A Chart of Accounts is a list of all the business’ financial accounts as found in the General Ledger. The Chart of Accounts features both the account number and the account name and provides an overview of all areas of your business. These accounts are broken down into 5 separate categories: assets, liabilities, equity, revenue, and expenses.
Assets are featured first in the Chart of Accounts and involve accounts where things are owned by the business, such as investments or property. This section is often broken down into Current Assets, Investments, Property & Equipment, and Intangibles.
Liabilities are second and include accounts where things are owed by the company, this could include accounts like loans or credit card balances. This section is usually broken down into Current Liabilities and Long-Term Liabilities.
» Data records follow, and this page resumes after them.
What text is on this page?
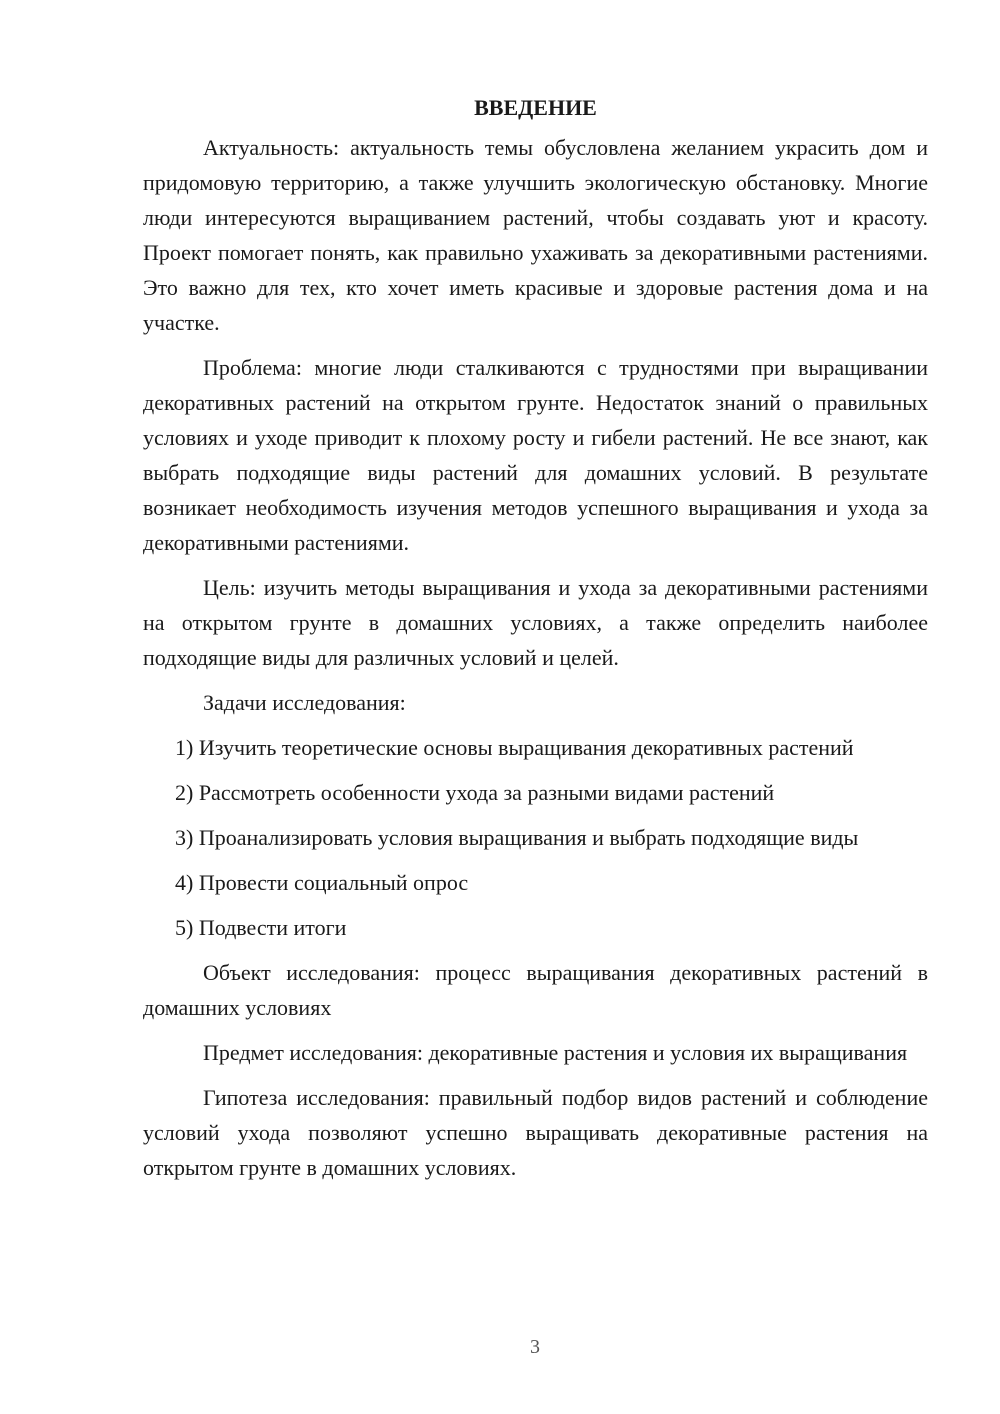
ВВЕДЕНИЕ

Актуальность: актуальность темы обусловлена желанием украсить дом и придомовую территорию, а также улучшить экологическую обстановку. Многие люди интересуются выращиванием растений, чтобы создавать уют и красоту. Проект помогает понять, как правильно ухаживать за декоративными растениями. Это важно для тех, кто хочет иметь красивые и здоровые растения дома и на участке.

Проблема: многие люди сталкиваются с трудностями при выращивании декоративных растений на открытом грунте. Недостаток знаний о правильных условиях и уходе приводит к плохому росту и гибели растений. Не все знают, как выбрать подходящие виды растений для домашних условий. В результате возникает необходимость изучения методов успешного выращивания и ухода за декоративными растениями.

Цель: изучить методы выращивания и ухода за декоративными растениями на открытом грунте в домашних условиях, а также определить наиболее подходящие виды для различных условий и целей.

Задачи исследования:

1) Изучить теоретические основы выращивания декоративных растений

2) Рассмотреть особенности ухода за разными видами растений

3) Проанализировать условия выращивания и выбрать подходящие виды

4) Провести социальный опрос

5) Подвести итоги

Объект исследования: процесс выращивания декоративных растений в домашних условиях

Предмет исследования: декоративные растения и условия их выращивания

Гипотеза исследования: правильный подбор видов растений и соблюдение условий ухода позволяют успешно выращивать декоративные растения на открытом грунте в домашних условиях.

3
Equity is after Liabilities and can look different on every Chart of Accounts. Since this section includes accounts that pertain to owners, the accounts in this section vary depending on business ownership. For example, with a Sole Proprietorship, there would only be one account in this section for the owner of the company, however with an Incorporation there may be separate accounts for share types and shareholder loans.
The second to last section on the Chart of Accounts is Revenue, this section includes accounts involved in making money by providing goods or services. This section is not always divided up and division of revenue accounts depends on the size of the company and the variety of good and services offered.
The last section on the Chart of Accounts is Expenses. Expenses includes accounts involving costs incurred while doing business, this could include things like wages or office supplies. This section if often broken down into Cost of Goods Sold, Wages, and General & Administrative.